Saturday, June 27, 2009

Jean Rhys and the "alienation of smells"

We don't have A-levels in Italy, so I can't really say this was part of the English A-level exam, but in this way you understand what I'm taliking about (for my Italian readers, this is "la seconda prova del liceo linguistico"). It's a wonderful passage about a woman coming to England from the West Indies and talking about her first impressions on the country.
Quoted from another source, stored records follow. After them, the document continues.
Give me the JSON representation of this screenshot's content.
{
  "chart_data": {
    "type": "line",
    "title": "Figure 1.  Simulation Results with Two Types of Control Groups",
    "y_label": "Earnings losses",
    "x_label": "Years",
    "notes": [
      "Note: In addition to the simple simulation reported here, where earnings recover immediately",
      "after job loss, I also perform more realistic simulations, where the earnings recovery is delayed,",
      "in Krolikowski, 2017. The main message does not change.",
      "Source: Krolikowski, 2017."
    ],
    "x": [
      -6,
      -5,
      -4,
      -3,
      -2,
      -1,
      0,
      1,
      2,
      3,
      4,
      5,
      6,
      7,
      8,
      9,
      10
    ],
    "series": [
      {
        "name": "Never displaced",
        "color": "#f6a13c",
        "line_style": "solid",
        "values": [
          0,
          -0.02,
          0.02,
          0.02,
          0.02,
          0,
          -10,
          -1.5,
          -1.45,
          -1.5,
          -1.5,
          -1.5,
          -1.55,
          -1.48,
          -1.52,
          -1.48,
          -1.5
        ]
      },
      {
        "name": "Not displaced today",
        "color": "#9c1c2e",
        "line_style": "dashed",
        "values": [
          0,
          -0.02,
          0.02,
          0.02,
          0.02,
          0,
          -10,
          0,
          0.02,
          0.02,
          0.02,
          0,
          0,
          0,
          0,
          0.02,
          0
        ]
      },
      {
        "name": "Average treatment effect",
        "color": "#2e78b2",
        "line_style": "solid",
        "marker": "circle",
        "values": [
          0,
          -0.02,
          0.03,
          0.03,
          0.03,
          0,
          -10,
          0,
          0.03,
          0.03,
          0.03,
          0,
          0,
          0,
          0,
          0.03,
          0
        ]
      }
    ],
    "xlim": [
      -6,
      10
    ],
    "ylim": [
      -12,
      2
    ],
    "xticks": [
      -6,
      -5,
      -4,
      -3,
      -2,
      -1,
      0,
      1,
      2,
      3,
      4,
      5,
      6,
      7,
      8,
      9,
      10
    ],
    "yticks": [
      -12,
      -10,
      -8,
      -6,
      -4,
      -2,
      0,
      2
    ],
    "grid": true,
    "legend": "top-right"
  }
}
It was as if a curtain had fallen, hiding everything I had ever known. It was almost like being born again. The colours were different, the smells different, the feelings things gave you deep down in yourself was different. Not just the difference between heat, cold; light, darkness; purple, grey. But a difference in the way I was frightened and the way I was happy. I didn’t like England at first. I couldn’t get used to the cold. Sometimes I would shut my eyes and pretend that the heat of the fire, or the bed-clothes drawn up round me, was sun-heat; or I would pretend I was standing outside the house at home, looking down Market Street to the Bay. When there was a breeze the sea was millions of spangles; and on still days it was purple as Tyre and Sidon. Market Street smelt of the wind, but the narrow street smelt of niggers and wood-smoke and salt fish-cakes fried in lard. (When the black women sell fishcakes in the savannah they carry them in trays on their heads. They call out, “Salt fishcakes, all sweet an’ charmin’, all sweet an’ charmin’.) It was funny, but that was what I thought about more than anything else – the smell of the street and the smell of the frangipani and lime juice and cinnamon and cloves, and sweets made of ginger and syrup, and incense after funerals or Corpus Christi processions, and the patient standing outside the surgery next door, and the smell of the sea-breeze and the different smell of land-breeze.
Sometimes it was as if I were back there and as if England were a dream. At other times England was the real thing and out there was the dream, but I could never fit them together.
After a while I got used to England and I liked it all right; I got used to everything except the cold and that the towns we went to always looked so exactly alike. You were perpetually moving to another place which was perpetually the same. There was always a little grey street leading to the stage-door of the theatre and another little grey street where your lodging were, and rows of little houses with chimneys like the funnels of dummy steamers and smoke the same colour as the sky; and a grey stone promenade running hard, naked and straight by the side of the grey-brown or grey-green sea; or a Corporation Street or High Street or Duke Street or Lord Street where you walked about and looked at the shops.
Southsea, this place was.


From Voyage in the Dark, by Jean Rhys

Some thoughts: Despite the fact that this book was written in the 1930s it is still very relevant. I had the same impression of "being born again" when I went to the United Kingdom for the first time. Everything was different, but it was not the exciting difference that you feel when you are on holidays abroad, because the difference is in your everyday life. The thing you notice the most is that the smells are different and the colours as well. The character of the novel perceives England as grey and cold, something that is very true. I wonder if English people think that their country is grey and if yes, why in the world they aren't doing anything to change it! Coming from Italy, I noticed this change in colours from the bright blue of the sky and the blinding white of the houses to the grey of the sky and the gloomy colours of streets and houses. These differences in the colours, smells and perception of your body have the capacity to make you feel happy or sad. It is difficult to adapt to a different country, where people behave differently, have other interests, other habits and other opinions on many topics. Stereotypically as it may seems, for me England smelled of a room that hasn't been aired, of fried food and curry, whereas Italy smells of freshly-baked bread, coffee and fresh tomatoes (which doesn't mean I hate England, but that I came to "like it all right"). Indeed, sometimes being in England felt like a dream and sometimes Italy seemed like a distant - but yet familiar - dream. Do places in England look alike or is it only in the perception of foreigners? There was always a little grey street and always rows of houses with chimneys and a High Street where you looked at the shops. This could come from my diary. I have the feeling that nothing has changed since the 1930s about the perceptions that foreigners (or immigrants if you prefer) have of England. Of course, the sense of "alienation" is something that cannot change, because when you move to another country you don't have all your friends and family and you don't understand what's happening around you, while people do things in that way, etc. But there is something more in this passage: the same alienation of smells that I felt.

Jean Rhys is also the author of Wide Sargasso Sea, a sort of prequel to Jane Eyre. It is the story of the mad wife of Mr Rochester, who as you might remember is from the West Indies, like the author. The novel begins with the memorable sentence "They say when trouble comes close ranks, and so the white people did. But we were not in their ranks. The Jamaican ladies had never approved of my mother, 'because she pretty like pretty self' Christophine said".